The backlash to the evictions is the latest chapter of Bangor’s years-long homelessness crisis. The city’s attempts to address the crisis has included bringing in a federal disaster relief team that specializes in housing people, which led to the closure of one of the city’s two major homeless encampments earlier this year.
Attempts to repeat the process at the encampment behind the Hope House, often called Camp Hope or Tent City, are proving more arduous.
Twenty people spoke during the public comment portion of the city council meeting on Monday to condemn the city’s selective sweep of the encampment. Most speakers were wearing green, and many placed green tape X’s over their chests as a callback to the mark outreach workers placed on the shelters of those who were participating in efforts to get people housed.
Several speakers held up signs and banners in the council chambers during the remainder of the meeting, painted with messages like, “visible poverty is not a crime” and “stop the sweep.”
Jackson Peck, a former Bangor resident and current employee in the Bangor and Brewer region, told councilors he’s worried about how displacing homeless residents strip people of their sense of safety and security.
“To those suffering from active addiction, chronic homelessness and mental health diagnoses, this is cruel and inhumane treatment that strips people of their autonomy, personal property and civil rights and dignity,” Peck said.
Peck and Gabrielle Wiley, a Bangor resident and social work student at the University of Maine who also works at Acadia Hospital, spoke of how forcing people out of where they feel safest could worsen their substance use disorder or other mental health diagnoses while potentially making it harder for them to access resources and services.
“They’re residents of our city and they deserve our help, protection and access to resources if and when they choose,” Wiley said. “They’re not second class citizens and they deserve to be treated with dignity and respect, which isn’t what happened.”
Outreach workers estimated between four and six people left the encampment prior to the Friday deadline, according to Debbie Laurie, Bangor city manager.
On Friday, Bangor police issued three criminal trespass orders to people who hadn’t left the encampment yet and posted one order on a campsite, Laurie said.
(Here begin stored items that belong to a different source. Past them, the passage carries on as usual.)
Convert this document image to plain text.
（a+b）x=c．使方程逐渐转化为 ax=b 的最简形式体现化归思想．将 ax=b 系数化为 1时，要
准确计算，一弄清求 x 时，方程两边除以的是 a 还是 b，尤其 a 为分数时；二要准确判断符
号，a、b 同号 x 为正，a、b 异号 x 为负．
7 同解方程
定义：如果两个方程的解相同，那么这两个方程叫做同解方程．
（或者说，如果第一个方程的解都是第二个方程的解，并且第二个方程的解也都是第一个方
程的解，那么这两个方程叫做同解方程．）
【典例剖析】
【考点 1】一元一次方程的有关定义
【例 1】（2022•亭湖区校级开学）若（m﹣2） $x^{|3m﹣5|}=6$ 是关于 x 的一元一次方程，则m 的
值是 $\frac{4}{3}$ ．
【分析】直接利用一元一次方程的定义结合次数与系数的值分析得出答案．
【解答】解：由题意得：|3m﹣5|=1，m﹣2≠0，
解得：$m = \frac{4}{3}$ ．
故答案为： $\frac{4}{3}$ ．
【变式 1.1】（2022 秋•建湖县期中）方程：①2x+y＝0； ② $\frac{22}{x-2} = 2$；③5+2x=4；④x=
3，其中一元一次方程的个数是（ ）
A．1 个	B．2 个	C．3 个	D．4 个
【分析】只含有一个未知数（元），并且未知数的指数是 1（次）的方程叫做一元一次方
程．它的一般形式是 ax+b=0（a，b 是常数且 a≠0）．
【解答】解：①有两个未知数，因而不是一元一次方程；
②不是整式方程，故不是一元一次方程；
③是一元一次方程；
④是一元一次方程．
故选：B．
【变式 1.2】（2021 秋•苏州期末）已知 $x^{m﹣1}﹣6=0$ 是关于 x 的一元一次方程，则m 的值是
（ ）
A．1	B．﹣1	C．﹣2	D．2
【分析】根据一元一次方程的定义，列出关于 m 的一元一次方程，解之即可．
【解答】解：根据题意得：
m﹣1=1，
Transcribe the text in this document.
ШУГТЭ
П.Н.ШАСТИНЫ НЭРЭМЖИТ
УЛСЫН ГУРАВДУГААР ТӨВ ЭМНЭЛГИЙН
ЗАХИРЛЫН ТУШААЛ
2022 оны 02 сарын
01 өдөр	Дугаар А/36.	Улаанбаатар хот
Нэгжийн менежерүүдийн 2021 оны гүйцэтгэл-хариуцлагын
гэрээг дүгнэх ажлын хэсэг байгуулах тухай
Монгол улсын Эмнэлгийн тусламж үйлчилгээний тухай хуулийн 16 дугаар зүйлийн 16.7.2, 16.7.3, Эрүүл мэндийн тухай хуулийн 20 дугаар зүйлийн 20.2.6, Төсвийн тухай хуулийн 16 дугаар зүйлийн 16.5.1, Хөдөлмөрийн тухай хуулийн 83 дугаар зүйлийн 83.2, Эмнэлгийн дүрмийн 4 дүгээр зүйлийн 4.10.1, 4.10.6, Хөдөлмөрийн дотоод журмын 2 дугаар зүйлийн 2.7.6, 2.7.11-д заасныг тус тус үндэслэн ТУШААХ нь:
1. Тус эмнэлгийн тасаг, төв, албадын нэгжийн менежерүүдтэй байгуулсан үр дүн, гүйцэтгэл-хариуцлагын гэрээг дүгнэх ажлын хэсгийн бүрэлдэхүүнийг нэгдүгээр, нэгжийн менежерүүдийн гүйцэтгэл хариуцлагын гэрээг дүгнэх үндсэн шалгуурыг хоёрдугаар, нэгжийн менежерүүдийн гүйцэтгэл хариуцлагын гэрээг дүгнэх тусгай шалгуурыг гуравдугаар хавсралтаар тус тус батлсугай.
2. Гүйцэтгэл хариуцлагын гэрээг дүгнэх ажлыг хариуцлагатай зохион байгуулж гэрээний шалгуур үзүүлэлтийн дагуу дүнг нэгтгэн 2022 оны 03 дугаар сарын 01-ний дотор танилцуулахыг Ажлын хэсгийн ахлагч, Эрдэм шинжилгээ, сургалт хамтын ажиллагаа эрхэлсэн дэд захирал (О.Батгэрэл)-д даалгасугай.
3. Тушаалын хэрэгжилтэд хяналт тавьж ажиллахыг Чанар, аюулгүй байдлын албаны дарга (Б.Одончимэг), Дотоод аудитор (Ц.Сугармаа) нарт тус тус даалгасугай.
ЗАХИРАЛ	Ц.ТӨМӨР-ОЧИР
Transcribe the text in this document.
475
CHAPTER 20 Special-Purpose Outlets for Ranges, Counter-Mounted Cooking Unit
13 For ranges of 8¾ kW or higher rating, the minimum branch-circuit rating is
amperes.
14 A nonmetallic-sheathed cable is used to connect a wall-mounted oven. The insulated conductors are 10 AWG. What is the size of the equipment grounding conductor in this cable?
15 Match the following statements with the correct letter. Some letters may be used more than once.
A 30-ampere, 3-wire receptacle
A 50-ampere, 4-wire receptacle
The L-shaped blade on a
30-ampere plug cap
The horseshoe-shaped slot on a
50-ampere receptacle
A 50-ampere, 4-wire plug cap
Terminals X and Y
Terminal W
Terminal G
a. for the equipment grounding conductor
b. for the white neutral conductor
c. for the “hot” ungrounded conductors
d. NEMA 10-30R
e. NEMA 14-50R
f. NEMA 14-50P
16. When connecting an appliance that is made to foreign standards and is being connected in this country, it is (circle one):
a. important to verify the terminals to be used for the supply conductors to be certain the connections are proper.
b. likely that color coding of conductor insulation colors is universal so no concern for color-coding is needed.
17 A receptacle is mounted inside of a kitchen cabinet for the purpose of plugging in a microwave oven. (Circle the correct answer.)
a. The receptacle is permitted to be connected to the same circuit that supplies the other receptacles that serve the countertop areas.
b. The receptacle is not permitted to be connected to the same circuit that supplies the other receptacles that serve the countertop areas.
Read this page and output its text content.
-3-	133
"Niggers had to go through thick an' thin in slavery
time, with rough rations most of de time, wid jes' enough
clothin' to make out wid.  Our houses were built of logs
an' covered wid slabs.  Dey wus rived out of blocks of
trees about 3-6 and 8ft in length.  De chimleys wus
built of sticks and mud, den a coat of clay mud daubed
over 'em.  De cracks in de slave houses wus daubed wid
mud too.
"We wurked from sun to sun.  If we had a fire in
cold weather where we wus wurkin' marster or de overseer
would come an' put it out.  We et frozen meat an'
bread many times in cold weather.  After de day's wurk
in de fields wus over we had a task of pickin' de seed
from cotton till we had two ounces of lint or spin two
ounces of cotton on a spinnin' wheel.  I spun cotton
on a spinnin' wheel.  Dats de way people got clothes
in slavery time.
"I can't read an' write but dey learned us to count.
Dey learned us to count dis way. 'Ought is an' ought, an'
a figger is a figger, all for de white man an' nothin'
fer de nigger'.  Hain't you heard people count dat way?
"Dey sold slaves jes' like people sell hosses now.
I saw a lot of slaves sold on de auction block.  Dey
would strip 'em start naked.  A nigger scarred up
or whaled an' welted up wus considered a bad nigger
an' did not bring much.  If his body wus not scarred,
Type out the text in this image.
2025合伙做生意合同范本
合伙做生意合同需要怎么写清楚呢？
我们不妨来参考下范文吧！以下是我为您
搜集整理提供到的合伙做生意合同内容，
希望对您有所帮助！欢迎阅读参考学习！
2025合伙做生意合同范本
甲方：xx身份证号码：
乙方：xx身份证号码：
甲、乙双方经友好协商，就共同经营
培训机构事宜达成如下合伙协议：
Those warnings told the recipients they must leave within 48 hours.
Laurie emphasized that criminal trespass orders are not a misdemeanor and do not go on a person’s criminal record.
“The whole point is to not create yet another barrier for a person who’s unhoused,” Laurie said.
By Monday, all the people who were issued criminal trespass orders had left.
The city estimates between 50 and 60 people were living in the encampment prior to the evictions last week.
Laurie knows outreach workers helped two people who were living in the encampment enter the Shaw House, a youth shelter in Bangor. The city is unsure, however, where the other people who left the encampment last week went.
Councilor Joseph Leonard asked Laurie how the city can ensure those who were forced out of the encampment who were participating in dangerous behavior don’t enter downtown Bangor and continue that behavior, putting more Bangor residents at risk.
“We cannot ignore the fact that pushing people out of Tent City only pushes them closer to our urban environments like our downtown where the homelessness issue is acutely felt,” Leonard said. “The question we must ask ourselves is, ‘When we tell citizens they’re not allowed to exist in the one place they feel safe and secure, where are they supposed to go?’”
If someone commits the same actions or behavior in another area of Bangor, Laurie said she trusts someone would be willing to talk to police and give a statement, which doesn’t often happen in an encampment.
This is because people are worried of retaliation if they speak to law enforcement, don’t trust police, or are worried speaking to police will lead to their arrest because they have an outstanding warrant, she said.